What is beyond dispute is her continuing popularity. These relics have been taken around the world since 1997. Fifteen million came to pray before them in Mexico alone and more than 2/3rds of the entire population of Ireland.
Many of us too have mementoes of our loved ones. We care for their graves. Venerating relics is an ancient pagan practice taken over by the Church, which provides a tangible link with the deceased and points beyond the materialism of everyday life to the sacred and the spiritual, to life beyond death. Sacred sites can perform a similar function.
Those who come to the Cathedral only to gawk will be disappointed, because there is no magic. But they will be impressed by the numbers praying. Relics are only useful if they deepen our faith and stimulate our prayer.
Two years after her death Therese's autobiography "The Story of a Soul" was published. Now translated into many languages it has never been out of print.
This small classic records her searching for love as a teenager and then a young woman. Unusually this love is centred on Christ as the Son of God, although her struggle for perfection is based on overcoming the small everyday imperfections and anxieties which surround each one of us. Few writings have equalled her vivid appreciation of God.
Unusually Therese is grieved not so much by the suffering around her as by that suffering caused by human sin i.e. the conscious human opting for evil. She recognised too that people can turn explicitly against the light. Some are unable to believe in the good God, but some choose not to believe. It brings too many constraints!

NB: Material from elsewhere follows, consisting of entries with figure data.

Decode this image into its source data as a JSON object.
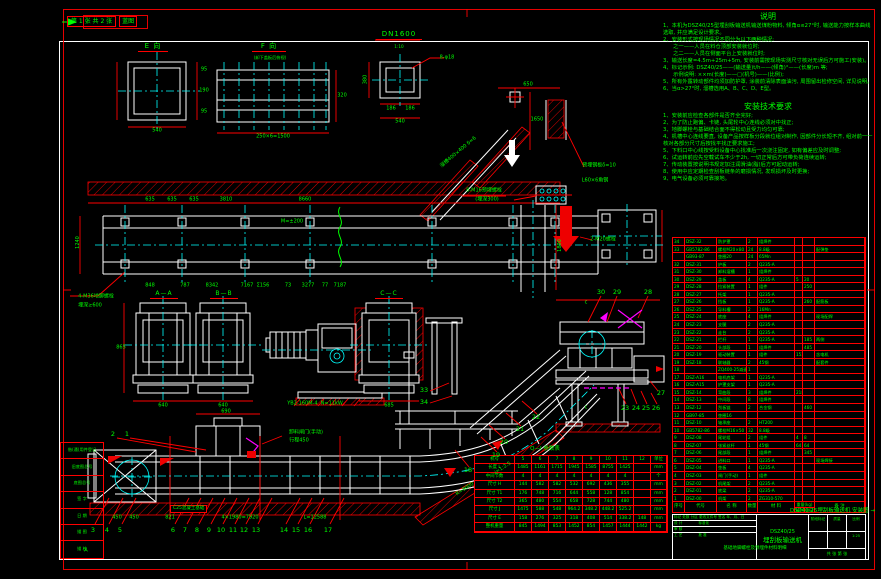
{
  "sheet": {
    "corner_text": "第 1 张  共 2 张",
    "corner_box": "蓝图"
  },
  "views": {
    "e_label": "E 向",
    "f_label": "F 向",
    "f_sub": "(卸下盖板后俯视)",
    "dn_label": "DN1600",
    "dn_scale": "1:10",
    "aa_label": "A—A",
    "bb_label": "B—B",
    "cc_label": "C—C"
  },
  "notes": {
    "title": "说明",
    "items": [
      "1、本机为DSZ40/25型埋刮板输送机输送煤粉物料, 倾角α≤27°时, 输送能力按样本曲线选取, 并应满足设计要求。",
      "2、安装形式按现场情况不同分为以下两种情况:",
      "      之一——人员在料仓顶部安装就位时;",
      "      之二——人员在侧面平台上安装就位时;",
      "3、输送长度=4.5m+25m+5m, 安装前需按现场实测尺寸核对无误后方可施工(安装)。",
      "4、标记示例: DSZ40/25——(输送量)t/h——(倾角)°——(长度)m 等;",
      "      示例说明: ××m(长度)——□(机号)——(比例);",
      "5、所有外露转动部件均须加防护罩, 涂装前清除表面油污, 周围留出检修空间, 详见说明。",
      "6、当α>27°时, 溜槽选用A、B、C、D、E型。"
    ]
  },
  "install": {
    "title": "安装技术要求",
    "items": [
      "1、安装前应检查各部件是否齐全完好;",
      "2、为了防止跑偏、卡链, 头尾轮中心连线必须对中找正;",
      "3、地脚螺栓与基础结合面不得松动且受力均匀可靠;",
      "4、机槽中心连线要直, 设备产品按样板分段就位组对制作, 因部件分长短不齐, 组对前一一核对各部分尺寸后按找平找正要求施工;",
      "5、下料口中心线按受料设备中心找准后一次浇注固定, 如有偏差应及时调整;",
      "6、试运转前应先空载试车不少于2h, 一切正常后方可带负荷连续运转;",
      "7、传动装置按说明书规定加注润滑油(脂)后方可起动运转;",
      "8、使用中应定期检查刮板链条的磨损情况, 发现损坏及时更换;",
      "9、电气设备必须可靠接地。"
    ]
  },
  "bom": {
    "header": {
      "no": "序号",
      "code": "代号",
      "name": "名 称",
      "qty": "数量",
      "mat": "材 料",
      "weight": "重量(kg)",
      "each": "单件",
      "total": "总计",
      "remark": "备 注"
    },
    "rows": [
      {
        "no": "34",
        "code": "DSZ-32",
        "name": "防护罩",
        "qty": "2",
        "mat": "组焊件",
        "w1": "",
        "w2": "",
        "rem": ""
      },
      {
        "no": "33",
        "code": "GB5782-86",
        "name": "螺栓M20×80",
        "qty": "24",
        "mat": "8.8级",
        "w1": "",
        "w2": "",
        "rem": "配弹垫"
      },
      {
        "no": "",
        "code": "GB93-87",
        "name": "垫圈20",
        "qty": "24",
        "mat": "65Mn",
        "w1": "",
        "w2": "",
        "rem": ""
      },
      {
        "no": "32",
        "code": "DSZ-31",
        "name": "护板",
        "qty": "2",
        "mat": "Q235-A",
        "w1": "",
        "w2": "",
        "rem": ""
      },
      {
        "no": "31",
        "code": "DSZ-30",
        "name": "卸料溜槽",
        "qty": "1",
        "mat": "组焊件",
        "w1": "",
        "w2": "",
        "rem": ""
      },
      {
        "no": "30",
        "code": "DSZ-29",
        "name": "盖板",
        "qty": "4",
        "mat": "Q235-A",
        "w1": "5",
        "w2": "20",
        "rem": ""
      },
      {
        "no": "29",
        "code": "DSZ-28",
        "name": "拉紧装置",
        "qty": "1",
        "mat": "组件",
        "w1": "",
        "w2": "250",
        "rem": ""
      },
      {
        "no": "28",
        "code": "DSZ-27",
        "name": "托架",
        "qty": "1",
        "mat": "Q235-A",
        "w1": "",
        "w2": "",
        "rem": ""
      },
      {
        "no": "27",
        "code": "DSZ-26",
        "name": "挡板",
        "qty": "1",
        "mat": "Q235-A",
        "w1": "",
        "w2": "260",
        "rem": "配筋板"
      },
      {
        "no": "26",
        "code": "DSZ-25",
        "name": "导料槽",
        "qty": "2",
        "mat": "16Mn",
        "w1": "",
        "w2": "",
        "rem": ""
      },
      {
        "no": "25",
        "code": "DSZ-24",
        "name": "底座",
        "qty": "4",
        "mat": "组焊件",
        "w1": "",
        "w2": "",
        "rem": "现场配焊"
      },
      {
        "no": "24",
        "code": "DSZ-23",
        "name": "支腿",
        "qty": "2",
        "mat": "Q235-A",
        "w1": "",
        "w2": "",
        "rem": ""
      },
      {
        "no": "23",
        "code": "DSZ-22",
        "name": "走台",
        "qty": "2",
        "mat": "Q235-A",
        "w1": "",
        "w2": "",
        "rem": ""
      },
      {
        "no": "22",
        "code": "DSZ-21",
        "name": "栏杆",
        "qty": "1",
        "mat": "Q235-A",
        "w1": "",
        "w2": "185",
        "rem": "两侧"
      },
      {
        "no": "21",
        "code": "DSZ-20",
        "name": "头部段",
        "qty": "1",
        "mat": "组焊件",
        "w1": "",
        "w2": "485",
        "rem": ""
      },
      {
        "no": "20",
        "code": "DSZ-19",
        "name": "驱动装置",
        "qty": "1",
        "mat": "组件",
        "w1": "1525",
        "w2": "",
        "rem": "含电机"
      },
      {
        "no": "19",
        "code": "DSZ-18",
        "name": "联轴器",
        "qty": "2",
        "mat": "45钢",
        "w1": "",
        "w2": "",
        "rem": "配套件"
      },
      {
        "no": "18",
        "code": "",
        "name": "ZQ400-25减速机",
        "qty": "1",
        "mat": "",
        "w1": "",
        "w2": "",
        "rem": ""
      },
      {
        "no": "17",
        "code": "DSZ-A16",
        "name": "电机底架",
        "qty": "1",
        "mat": "Q235-A",
        "w1": "",
        "w2": "",
        "rem": ""
      },
      {
        "no": "16",
        "code": "DSZ-A15",
        "name": "护罩支架",
        "qty": "1",
        "mat": "Q235-A",
        "w1": "",
        "w2": "",
        "rem": ""
      },
      {
        "no": "15",
        "code": "DSZ-14",
        "name": "弯曲段",
        "qty": "3",
        "mat": "组焊件",
        "w1": "218",
        "w2": "",
        "rem": ""
      },
      {
        "no": "14",
        "code": "DSZ-13",
        "name": "中间段",
        "qty": "8",
        "mat": "组焊件",
        "w1": "",
        "w2": "",
        "rem": ""
      },
      {
        "no": "13",
        "code": "DSZ-12",
        "name": "刮板链",
        "qty": "2",
        "mat": "合金钢",
        "w1": "",
        "w2": "460",
        "rem": ""
      },
      {
        "no": "12",
        "code": "GB97-85",
        "name": "垫圈16",
        "qty": "",
        "mat": "",
        "w1": "",
        "w2": "",
        "rem": ""
      },
      {
        "no": "11",
        "code": "DSZ-10",
        "name": "轴承座",
        "qty": "2",
        "mat": "HT200",
        "w1": "",
        "w2": "",
        "rem": ""
      },
      {
        "no": "10",
        "code": "GB5782-86",
        "name": "螺栓M16×50",
        "qty": "32",
        "mat": "8.8级",
        "w1": "",
        "w2": "",
        "rem": ""
      },
      {
        "no": "9",
        "code": "DSZ-08",
        "name": "尾轮组",
        "qty": "2",
        "mat": "组件",
        "w1": "4",
        "w2": "8",
        "rem": ""
      },
      {
        "no": "8",
        "code": "DSZ-07",
        "name": "张紧丝杆",
        "qty": "1",
        "mat": "45钢",
        "w1": "64",
        "w2": "64",
        "rem": ""
      },
      {
        "no": "7",
        "code": "DSZ-06",
        "name": "尾部段",
        "qty": "1",
        "mat": "组焊件",
        "w1": "",
        "w2": "345",
        "rem": ""
      },
      {
        "no": "6",
        "code": "DSZ-05",
        "name": "进料口",
        "qty": "1",
        "mat": "Q235-A",
        "w1": "",
        "w2": "",
        "rem": "现场焊接"
      },
      {
        "no": "5",
        "code": "DSZ-04",
        "name": "垫板",
        "qty": "4",
        "mat": "Q235-A",
        "w1": "",
        "w2": "",
        "rem": ""
      },
      {
        "no": "4",
        "code": "DSZ-03",
        "name": "闸门(手动)",
        "qty": "1",
        "mat": "组件",
        "w1": "",
        "w2": "",
        "rem": ""
      },
      {
        "no": "3",
        "code": "DSZ-02",
        "name": "机尾架",
        "qty": "2",
        "mat": "Q235-A",
        "w1": "",
        "w2": "",
        "rem": ""
      },
      {
        "no": "2",
        "code": "DSZ-01",
        "name": "底梁",
        "qty": "2",
        "mat": "Q235-A",
        "w1": "",
        "w2": "",
        "rem": ""
      },
      {
        "no": "1",
        "code": "DSZ-00",
        "name": "机架",
        "qty": "2",
        "mat": "ZG310-570",
        "w1": "",
        "w2": "",
        "rem": ""
      }
    ]
  },
  "param_table": {
    "title": "Q—Ⅰ 参数表",
    "corner": "机号",
    "cols": [
      "5",
      "6",
      "7",
      "8",
      "9",
      "10",
      "11",
      "12",
      "单位"
    ],
    "rows": [
      {
        "name": "长度 L",
        "v": [
          "1485",
          "1161",
          "1715",
          "1945",
          "1585",
          "8755",
          "1425",
          ""
        ],
        "unit": "mm"
      },
      {
        "name": "中间节数",
        "v": [
          "4",
          "4",
          "4",
          "4",
          "4",
          "4",
          "4",
          ""
        ],
        "unit": "个"
      },
      {
        "name": "尺寸 H",
        "v": [
          "144",
          "582",
          "582",
          "532",
          "692",
          "436",
          "355",
          ""
        ],
        "unit": "mm"
      },
      {
        "name": "尺寸 T1",
        "v": [
          "176",
          "748",
          "716",
          "644",
          "558",
          "128",
          "854",
          ""
        ],
        "unit": "mm"
      },
      {
        "name": "尺寸 T2",
        "v": [
          "365",
          "480",
          "554",
          "658",
          "728",
          "744",
          "480",
          ""
        ],
        "unit": "mm"
      },
      {
        "name": "尺寸 J",
        "v": [
          "1475",
          "588",
          "548",
          "964.2",
          "348.2",
          "448.2",
          "525.2",
          ""
        ],
        "unit": "mm"
      },
      {
        "name": "尺寸 E",
        "v": [
          "158",
          "276",
          "325",
          "318",
          "408",
          "514",
          "338.2",
          "148"
        ],
        "unit": "mm"
      },
      {
        "name": "整机重量",
        "v": [
          "845",
          "1494",
          "853",
          "1452",
          "854",
          "1457",
          "1444",
          "1442"
        ],
        "unit": "kg"
      }
    ]
  },
  "title_block": {
    "sign_rows": [
      "标记 处数 分区 更改文件号 签名 年、月、日",
      "设 计              标准化",
      "审 核",
      "工 艺              批 准"
    ],
    "model": "DSZ40/25",
    "name_big": "埋刮板输送机",
    "stage_label": "阶段标记",
    "mass_label": "质量",
    "scale_label": "比例",
    "scale": "1:25",
    "sheets": "共 张  第 张",
    "spill": "DSZ40/25埋刮板输送机 安装图 →",
    "bottom_note": "基础地脚螺栓及预埋件材料明细"
  },
  "left_margin": {
    "rows": [
      "借(通)用件登记",
      "旧底图总号",
      "底图总号",
      "签 字",
      "日 期",
      "描 图",
      "描 校"
    ]
  },
  "ann": {
    "foundation": "C25混凝土基础",
    "rot_1240": "1240",
    "rot_1890": "1890",
    "rot_r9000": "R=9000",
    "rot_i": "i=1:2.5",
    "rot_chute": "溜槽400×400 δ=6",
    "rot_380": "380"
  },
  "labels": [
    {
      "t": "95",
      "x": 204,
      "y": 70
    },
    {
      "t": "190",
      "x": 204,
      "y": 91
    },
    {
      "t": "95",
      "x": 204,
      "y": 112
    },
    {
      "t": "540",
      "x": 157,
      "y": 131
    },
    {
      "t": "250×6=1500",
      "x": 273,
      "y": 137
    },
    {
      "t": "320",
      "x": 342,
      "y": 96
    },
    {
      "t": "8-φ18",
      "x": 447,
      "y": 58
    },
    {
      "t": "186",
      "x": 391,
      "y": 109
    },
    {
      "t": "186",
      "x": 410,
      "y": 109
    },
    {
      "t": "540",
      "x": 400,
      "y": 122
    },
    {
      "t": "635",
      "x": 150,
      "y": 200
    },
    {
      "t": "635",
      "x": 172,
      "y": 200
    },
    {
      "t": "635",
      "x": 194,
      "y": 200
    },
    {
      "t": "3810",
      "x": 226,
      "y": 200
    },
    {
      "t": "8660",
      "x": 305,
      "y": 200
    },
    {
      "t": "M=±200",
      "x": 292,
      "y": 222
    },
    {
      "t": "4-M36地脚螺栓",
      "x": 96,
      "y": 297
    },
    {
      "t": "埋深≥600",
      "x": 90,
      "y": 306
    },
    {
      "t": "848",
      "x": 150,
      "y": 286
    },
    {
      "t": "787",
      "x": 185,
      "y": 286
    },
    {
      "t": "8342",
      "x": 212,
      "y": 286
    },
    {
      "t": "7167",
      "x": 247,
      "y": 286
    },
    {
      "t": "Σ156",
      "x": 263,
      "y": 286
    },
    {
      "t": "73",
      "x": 288,
      "y": 286
    },
    {
      "t": "3277",
      "x": 308,
      "y": 286
    },
    {
      "t": "77",
      "x": 325,
      "y": 286
    },
    {
      "t": "7187",
      "x": 340,
      "y": 286
    },
    {
      "t": "640",
      "x": 163,
      "y": 406
    },
    {
      "t": "640",
      "x": 223,
      "y": 406
    },
    {
      "t": "685",
      "x": 389,
      "y": 406
    },
    {
      "t": "865",
      "x": 121,
      "y": 348
    },
    {
      "t": "YB2-160M-4  N=11kW",
      "x": 315,
      "y": 404
    },
    {
      "t": "650",
      "x": 528,
      "y": 85
    },
    {
      "t": "1650",
      "x": 537,
      "y": 120
    },
    {
      "t": "8-M16预埋螺栓",
      "x": 484,
      "y": 191
    },
    {
      "t": "(埋深300)",
      "x": 487,
      "y": 200
    },
    {
      "t": "预埋钢板δ=10",
      "x": 599,
      "y": 166
    },
    {
      "t": "L60×6角钢",
      "x": 595,
      "y": 181
    },
    {
      "t": "2-M20螺栓",
      "x": 603,
      "y": 240
    },
    {
      "t": "卸料闸门(手动)",
      "x": 306,
      "y": 433
    },
    {
      "t": "行程450",
      "x": 299,
      "y": 441
    },
    {
      "t": "690",
      "x": 226,
      "y": 412
    },
    {
      "t": "450",
      "x": 117,
      "y": 518
    },
    {
      "t": "450",
      "x": 134,
      "y": 518
    },
    {
      "t": "821",
      "x": 170,
      "y": 518
    },
    {
      "t": "4×1980=7920",
      "x": 240,
      "y": 518
    },
    {
      "t": "L=12588",
      "x": 315,
      "y": 518
    },
    {
      "t": "c",
      "x": 586,
      "y": 303
    },
    {
      "t": "c",
      "x": 586,
      "y": 408
    },
    {
      "t": "A",
      "x": 86,
      "y": 551
    }
  ],
  "balloons": [
    {
      "n": "1",
      "x": 127,
      "y": 434
    },
    {
      "n": "2",
      "x": 113,
      "y": 434
    },
    {
      "n": "3",
      "x": 93,
      "y": 530
    },
    {
      "n": "4",
      "x": 107,
      "y": 530
    },
    {
      "n": "5",
      "x": 120,
      "y": 530
    },
    {
      "n": "6",
      "x": 173,
      "y": 530
    },
    {
      "n": "7",
      "x": 185,
      "y": 530
    },
    {
      "n": "8",
      "x": 197,
      "y": 530
    },
    {
      "n": "9",
      "x": 209,
      "y": 530
    },
    {
      "n": "10",
      "x": 221,
      "y": 530
    },
    {
      "n": "11",
      "x": 233,
      "y": 530
    },
    {
      "n": "12",
      "x": 244,
      "y": 530
    },
    {
      "n": "13",
      "x": 256,
      "y": 530
    },
    {
      "n": "14",
      "x": 284,
      "y": 530
    },
    {
      "n": "15",
      "x": 296,
      "y": 530
    },
    {
      "n": "16",
      "x": 308,
      "y": 530
    },
    {
      "n": "17",
      "x": 328,
      "y": 530
    },
    {
      "n": "18",
      "x": 468,
      "y": 470
    },
    {
      "n": "19",
      "x": 496,
      "y": 455
    },
    {
      "n": "20",
      "x": 504,
      "y": 442
    },
    {
      "n": "21",
      "x": 520,
      "y": 429
    },
    {
      "n": "22",
      "x": 536,
      "y": 417
    },
    {
      "n": "23",
      "x": 625,
      "y": 408
    },
    {
      "n": "24",
      "x": 636,
      "y": 408
    },
    {
      "n": "25",
      "x": 646,
      "y": 408
    },
    {
      "n": "26",
      "x": 656,
      "y": 408
    },
    {
      "n": "27",
      "x": 661,
      "y": 393
    },
    {
      "n": "28",
      "x": 648,
      "y": 292
    },
    {
      "n": "29",
      "x": 617,
      "y": 292
    },
    {
      "n": "30",
      "x": 601,
      "y": 292
    },
    {
      "n": "33",
      "x": 424,
      "y": 390
    },
    {
      "n": "34",
      "x": 424,
      "y": 402
    }
  ]
}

Like Mother Teresa of Calcutta she made her own the words of Christ dying on the cross, "I thirst". She saw her task as pouring the dew from Christ's suffering onto human souls; not from on high, but as a fellow human being who shares with compassion the suffering of sinners and unbelievers.
The Little Flower's memory has suffered through romanticising, although this sentimentality also appeals to many. A remember playing tennis with a friend, who claimed that as a child he had been taught to pray silently "Little Flower, in this hour show your power", when he risked serving a double fault!

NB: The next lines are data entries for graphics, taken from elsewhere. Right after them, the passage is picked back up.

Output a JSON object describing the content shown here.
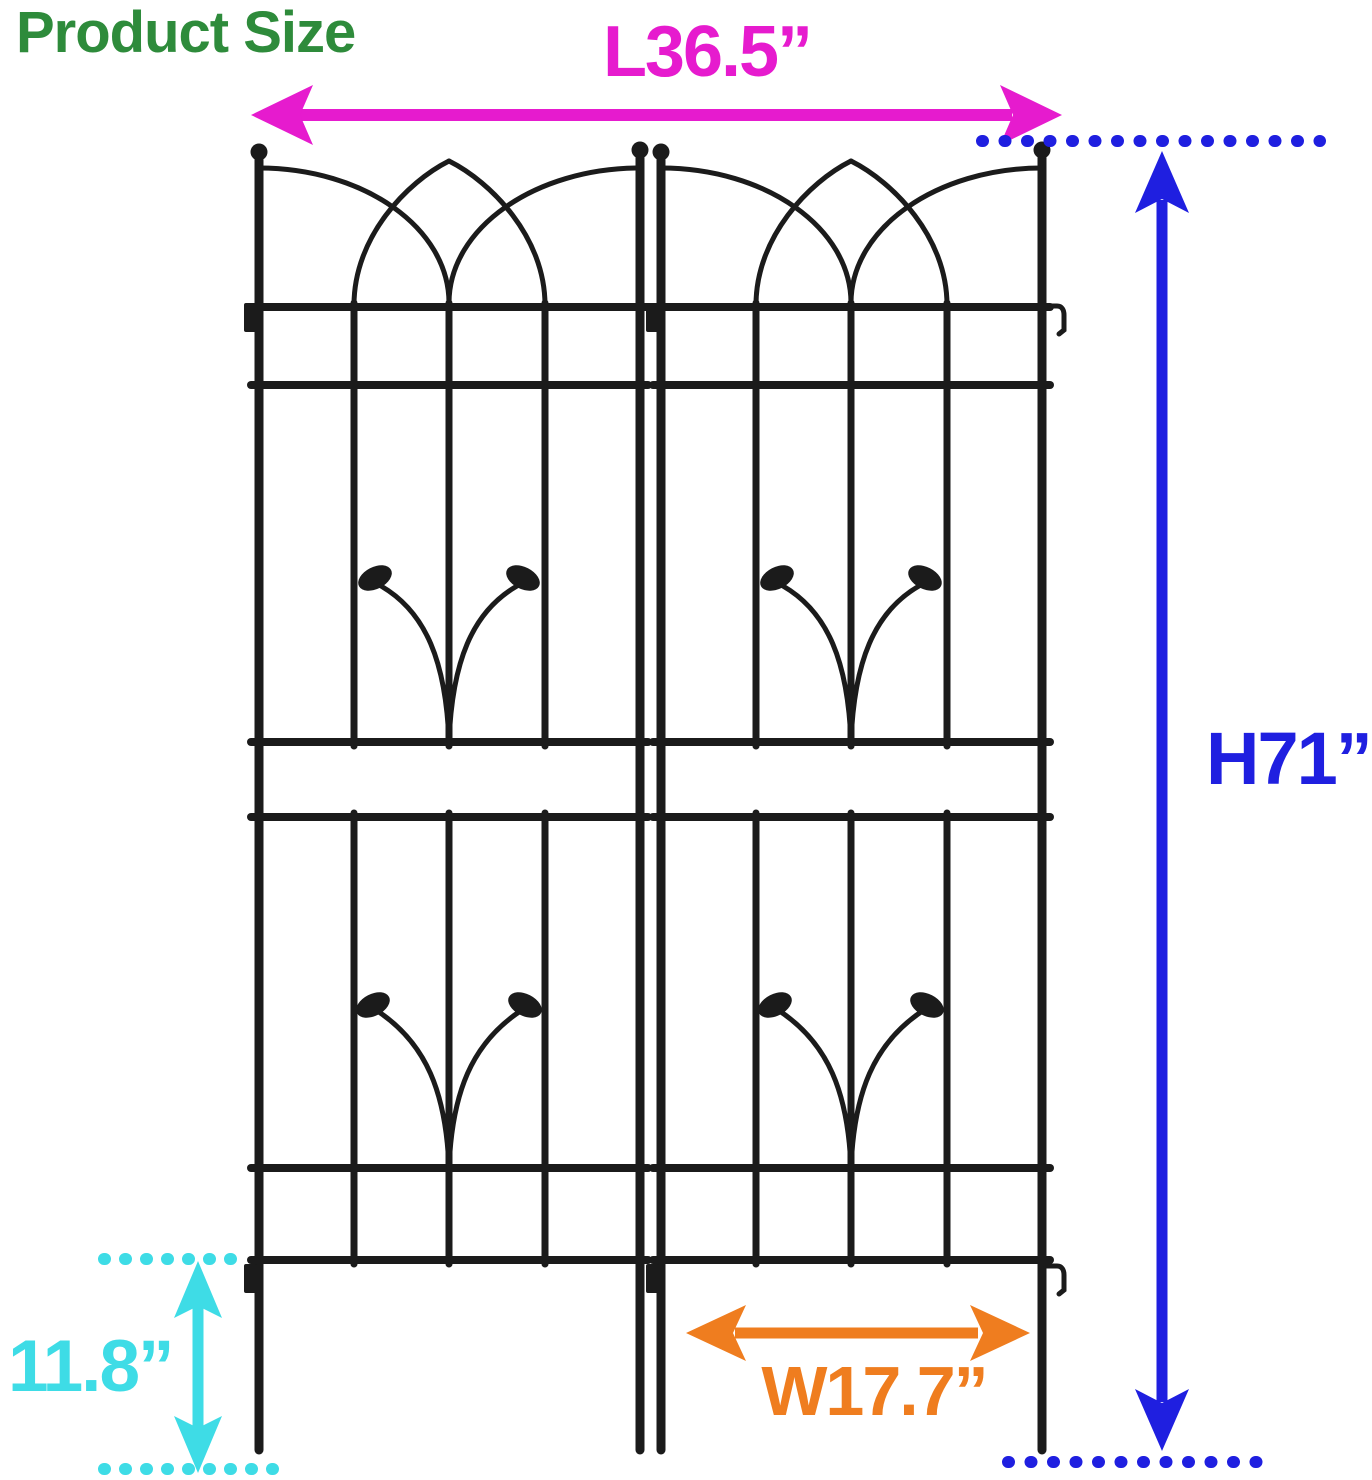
{
  "title": "Product Size",
  "dimensions": {
    "length": "L36.5”",
    "height": "H71”",
    "stake": "11.8”",
    "width": "W17.7”"
  },
  "trellis": {
    "panel_count": 2
  },
  "colors": {
    "green": "#2E8B3B",
    "magenta": "#E61BCE",
    "blue": "#1F1FE0",
    "cyan": "#3EDCE6",
    "orange": "#EF7D1F",
    "ink": "#1B1B1B",
    "bg": "#FFFFFF"
  }
}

But this is only a part of the story. Dying from tuberculosis Therese lost all the consolation of religion; she could no longer feel God's presence or love, only a black hole, dark night. Without her faith, which she retained through this trial, she claimed she would have suicided "without hesitating a moment".
Therese was one of us, a modern woman who knew the void of unbelief and triumphed through expressing her love in small successes and failures.